Beliau bercerita dalam satu kesempatan, saat menuju ke tempat bertugas dengan mengendarai sepeda motor, berpapasan dengan Harimau yang saat itu masih ada populasi nya didaerah tersebut, sedangkan di lain kesempatan perahu yang ditumpangi nyaris tenggelam digulung ombak laut, dikesempatan yang lain juga, perahu dakwah yang disiapkan hasil donasi di Laznas Dewan Dakwah juga rusak dimakan usia.
Pengalaman-pengalaman tersebut terkadang mengendurkan semangat beliau, namun melihat animo masyarakat dan semangat yang terus dikomunikasikan oleh orang tua, menguatkan beliau.

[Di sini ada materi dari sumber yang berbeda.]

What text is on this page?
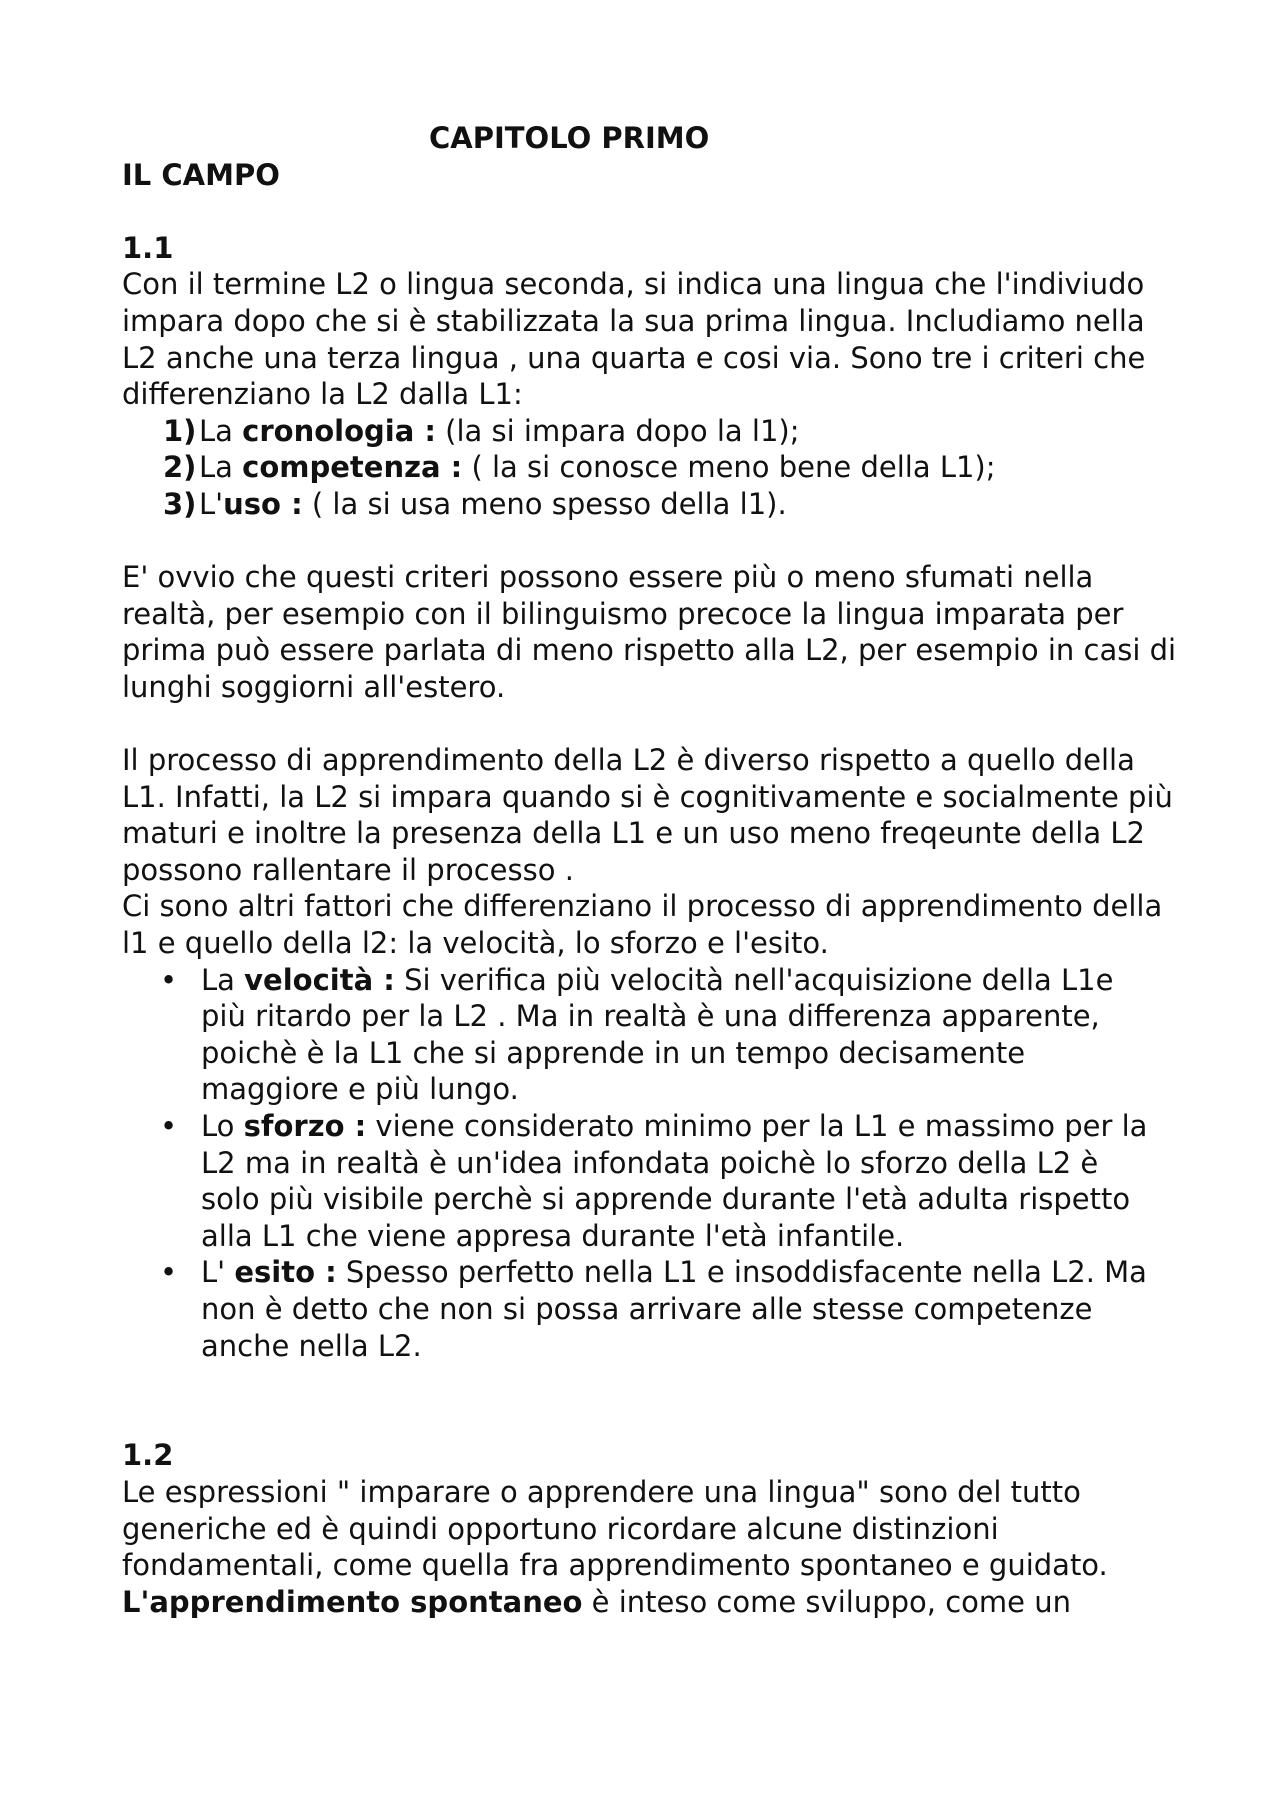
CAPITOLO PRIMO
IL CAMPO
1.1

Con il termine L2 o lingua seconda, si indica una lingua che l'indiviudo impara dopo che si è stabilizzata la sua prima lingua. Includiamo nella L2 anche una terza lingua , una quarta e cosi via. Sono tre i criteri che differenziano la L2 dalla L1:

1) La cronologia : (la si impara dopo la l1);
2) La competenza : ( la si conosce meno bene della L1);
3) L'uso : ( la si usa meno spesso della l1).

E' ovvio che questi criteri possono essere più o meno sfumati nella realtà, per esempio con il bilinguismo precoce la lingua imparata per prima può essere parlata di meno rispetto alla L2, per esempio in casi di lunghi soggiorni all'estero.

Il processo di apprendimento della L2 è diverso rispetto a quello della L1. Infatti, la L2 si impara quando si è cognitivamente e socialmente più maturi e inoltre la presenza della L1 e un uso meno freqeunte della L2 possono rallentare il processo .

Ci sono altri fattori che differenziano il processo di apprendimento della l1 e quello della l2: la velocità, lo sforzo e l'esito.

• La velocità : Si verifica più velocità nell'acquisizione della L1e più ritardo per la L2 . Ma in realtà è una differenza apparente, poichè è la L1 che si apprende in un tempo decisamente maggiore e più lungo.
• Lo sforzo : viene considerato minimo per la L1 e massimo per la L2 ma in realtà è un'idea infondata poichè lo sforzo della L2 è solo più visibile perchè si apprende durante l'età adulta rispetto alla L1 che viene appresa durante l'età infantile.
• L' esito : Spesso perfetto nella L1 e insoddisfacente nella L2. Ma non è detto che non si possa arrivare alle stesse competenze anche nella L2.
1.2

Le espressioni " imparare o apprendere una lingua" sono del tutto generiche ed è quindi opportuno ricordare alcune distinzioni fondamentali, come quella fra apprendimento spontaneo e guidato.

L'apprendimento spontaneo è inteso come sviluppo, come un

Dakwah sebagai jalan hidup
Di sesi terakhir,  Ustadz Syarafuddin menekankan  bahwa berdakwah di daerah terpencil dengan segala suka-dukanya bahwa kadang-kadang kita harus meninggalkan zona nyaman demi tujuan yang lebih mulia. Dengan ketulusan, kesabaran, dan kerja keras, beliau berusaha keras membawa cahaya Islam ke tempat-tempat yang sebelumnya gelap, sambutan dan dukungan masyarakat pada akhirnya serta lahirnya kader baru untuk melanjutkan estafet dakwah ini semoga menjadi pengingat bahwa setiap usaha yang tulus akan mendatangkan pertolongan Allah kepada kita dalam bentuk yang tidak disangka-sangka dan di waktu yang tidak disangka-sangka pula. Jazakumullah khairan.